E aqui o tour de force se faz pela
estratégia do fragmento montado e remontado à maneira prosaica,
uma lição de recortes de narrativas díspares captadas pela
poeta no lugar-nenhum da linguagem, como que mobilizando ilhas
de uma geografia infinita. Livremente, mas sob as necessárias
redes ou amarras, a autora enfeixa micro-eventos ou peripécias
em que o sentido se produz à deriva, como um achado denso
em meio ao jogo das palavras, entre ilusão e realidade consumada.

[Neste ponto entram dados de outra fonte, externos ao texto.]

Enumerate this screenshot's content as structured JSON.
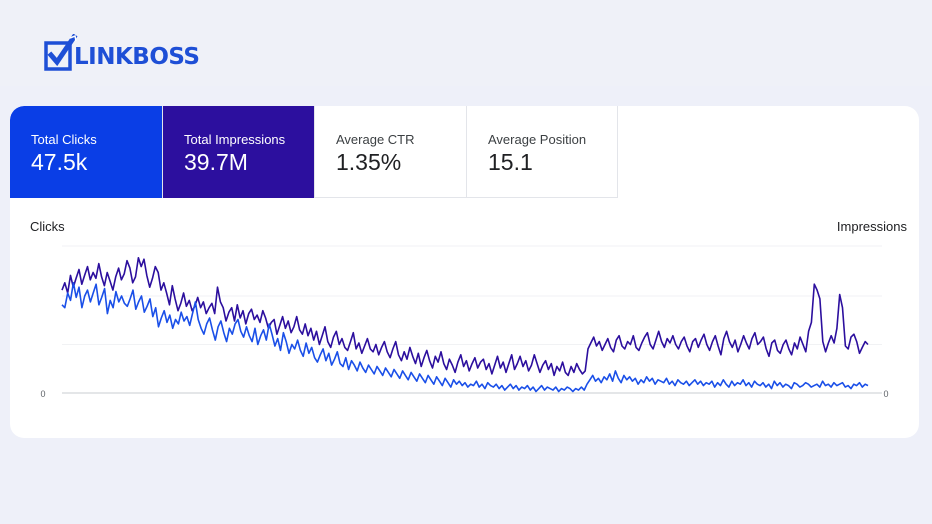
{
  "brand": {
    "name": "LINKBOSS",
    "logo_icon": "checkbox-check-icon",
    "color": "#1e4fd6"
  },
  "metrics": [
    {
      "label": "Total Clicks",
      "value": "47.5k",
      "active": true,
      "color": "#0a3ee6"
    },
    {
      "label": "Total Impressions",
      "value": "39.7M",
      "active": true,
      "color": "#2c0f9e"
    },
    {
      "label": "Average CTR",
      "value": "1.35%",
      "active": false
    },
    {
      "label": "Average Position",
      "value": "15.1",
      "active": false
    }
  ],
  "chart_data": {
    "type": "line",
    "xlabel": "",
    "ylabel_left": "Clicks",
    "ylabel_right": "Impressions",
    "left_axis_ticks": [
      "0"
    ],
    "right_axis_ticks": [
      "0"
    ],
    "grid": true,
    "series": [
      {
        "color": "#2c0f9e",
        "axis": "right",
        "values": [
          70,
          75,
          68,
          80,
          72,
          78,
          84,
          74,
          80,
          86,
          77,
          82,
          78,
          88,
          79,
          73,
          82,
          76,
          70,
          79,
          85,
          77,
          81,
          90,
          85,
          75,
          79,
          92,
          86,
          91,
          80,
          72,
          78,
          86,
          82,
          70,
          75,
          68,
          60,
          73,
          64,
          56,
          61,
          68,
          59,
          63,
          56,
          59,
          65,
          58,
          62,
          54,
          58,
          61,
          54,
          72,
          62,
          58,
          49,
          55,
          58,
          49,
          60,
          51,
          56,
          47,
          54,
          57,
          50,
          53,
          48,
          56,
          51,
          44,
          48,
          50,
          40,
          46,
          52,
          44,
          49,
          41,
          45,
          52,
          43,
          40,
          47,
          39,
          44,
          36,
          42,
          33,
          39,
          45,
          35,
          31,
          38,
          42,
          33,
          37,
          31,
          29,
          35,
          41,
          30,
          34,
          27,
          32,
          37,
          30,
          28,
          33,
          26,
          31,
          35,
          28,
          24,
          30,
          35,
          26,
          22,
          28,
          23,
          31,
          25,
          20,
          27,
          18,
          24,
          29,
          22,
          17,
          25,
          21,
          28,
          20,
          16,
          23,
          19,
          14,
          21,
          26,
          18,
          22,
          15,
          20,
          24,
          17,
          21,
          23,
          16,
          20,
          13,
          19,
          25,
          17,
          21,
          14,
          20,
          26,
          16,
          20,
          25,
          18,
          22,
          15,
          19,
          26,
          20,
          14,
          19,
          22,
          16,
          20,
          12,
          18,
          15,
          21,
          14,
          12,
          18,
          14,
          20,
          16,
          13,
          15,
          30,
          34,
          38,
          32,
          35,
          29,
          33,
          37,
          31,
          28,
          36,
          39,
          32,
          30,
          35,
          33,
          39,
          31,
          29,
          34,
          38,
          41,
          33,
          30,
          36,
          42,
          35,
          31,
          37,
          34,
          39,
          33,
          30,
          35,
          38,
          32,
          28,
          35,
          37,
          31,
          36,
          40,
          33,
          29,
          35,
          39,
          32,
          26,
          37,
          42,
          35,
          31,
          36,
          28,
          33,
          39,
          34,
          30,
          37,
          41,
          33,
          35,
          38,
          30,
          25,
          34,
          36,
          29,
          27,
          33,
          36,
          30,
          26,
          34,
          30,
          38,
          33,
          28,
          42,
          48,
          74,
          70,
          64,
          35,
          28,
          34,
          39,
          34,
          44,
          67,
          58,
          32,
          30,
          38,
          40,
          35,
          27,
          31,
          35,
          33
        ]
      },
      {
        "color": "#1a4fe8",
        "axis": "left",
        "values": [
          60,
          58,
          68,
          63,
          75,
          65,
          72,
          58,
          66,
          70,
          62,
          68,
          74,
          60,
          65,
          71,
          54,
          63,
          58,
          69,
          62,
          66,
          61,
          59,
          64,
          70,
          57,
          62,
          66,
          55,
          59,
          64,
          52,
          58,
          45,
          51,
          56,
          48,
          53,
          44,
          50,
          47,
          55,
          49,
          52,
          46,
          54,
          62,
          50,
          44,
          40,
          47,
          51,
          43,
          36,
          45,
          49,
          41,
          35,
          44,
          40,
          47,
          50,
          42,
          38,
          45,
          39,
          35,
          44,
          33,
          39,
          43,
          36,
          47,
          40,
          32,
          37,
          29,
          41,
          35,
          27,
          33,
          30,
          36,
          29,
          25,
          34,
          27,
          31,
          24,
          21,
          26,
          30,
          22,
          27,
          19,
          23,
          28,
          20,
          18,
          24,
          16,
          22,
          19,
          15,
          21,
          17,
          14,
          19,
          16,
          13,
          18,
          15,
          12,
          17,
          14,
          11,
          16,
          13,
          10,
          15,
          12,
          9,
          14,
          11,
          8,
          13,
          10,
          7,
          12,
          9,
          6,
          11,
          8,
          5,
          10,
          7,
          4,
          9,
          6,
          8,
          5,
          7,
          4,
          6,
          5,
          8,
          4,
          6,
          3,
          7,
          5,
          4,
          6,
          3,
          5,
          2,
          4,
          6,
          3,
          5,
          2,
          4,
          3,
          5,
          2,
          4,
          1,
          3,
          5,
          2,
          4,
          3,
          2,
          4,
          1,
          3,
          2,
          4,
          3,
          1,
          3,
          2,
          4,
          2,
          6,
          9,
          12,
          8,
          10,
          7,
          11,
          9,
          13,
          8,
          15,
          10,
          7,
          12,
          9,
          11,
          8,
          10,
          6,
          9,
          7,
          11,
          8,
          10,
          6,
          9,
          8,
          7,
          10,
          6,
          8,
          5,
          9,
          7,
          6,
          8,
          5,
          7,
          9,
          6,
          8,
          5,
          7,
          6,
          8,
          4,
          7,
          5,
          9,
          6,
          4,
          8,
          5,
          7,
          6,
          9,
          5,
          7,
          4,
          8,
          6,
          5,
          7,
          4,
          6,
          3,
          8,
          5,
          7,
          4,
          6,
          5,
          3,
          7,
          6,
          4,
          5,
          7,
          6,
          4,
          5,
          6,
          4,
          8,
          5,
          6,
          4,
          7,
          5,
          6,
          7,
          4,
          5,
          3,
          6,
          5,
          7,
          4,
          6,
          5
        ]
      }
    ]
  }
}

Assim, este livro é feito de "histórias
quase / trêmulas de um medo / tão irredutível noite". E quando
menos se espera surge a ponta do iceberg, o acontecimento
que nos fere os olhos, como quem "Pausado fala / do mergulho
suicida / sobre a pedra a seco". Prevalece, então, na leitura,
a máxima de que o "inter-dito", o "contra-dito", ou o "dizer
nada" (para aqueles ainda não familiarizados com as exigências
e idiossincrasias do poema moderno), são, no fundo, partes
de uma mesma singularidade, o melhor caminho para se "dizer
tudo". Eis o que confere à escrita de Simone Homem de Mello
a dignidade de um estilo, ou mais que isso, a astúcia de uma
enunciação poética tão intensa quanto precisa, porque o que
ela faz, no fundo, é descrever a forma no momento em que se
volta para si mesma, se quebra e se pluraliza, se comenta
e se ironiza, a forma que pensa ser outra coisa além do que
é, imantando a matéria das palavras, simulando o elemento
real "como se fosse / circundá-lo com seu hálito". A forma
pode tudo. E só pode por ser capaz de nadificar-se, reduzir-se
ao ínfimo do ínfimo, para agigantar-se em seguida e extrapolar
seus limites, do visível ao invisível.
Não é isso que confere originalidade ao
périplo? Não é isso que nos salta aos olhos plenamente no
"auto-mar" da travessia poética? Afinal, "De uma voz / tão
audível / nada turva / lapida em matéria / líquida a travessia".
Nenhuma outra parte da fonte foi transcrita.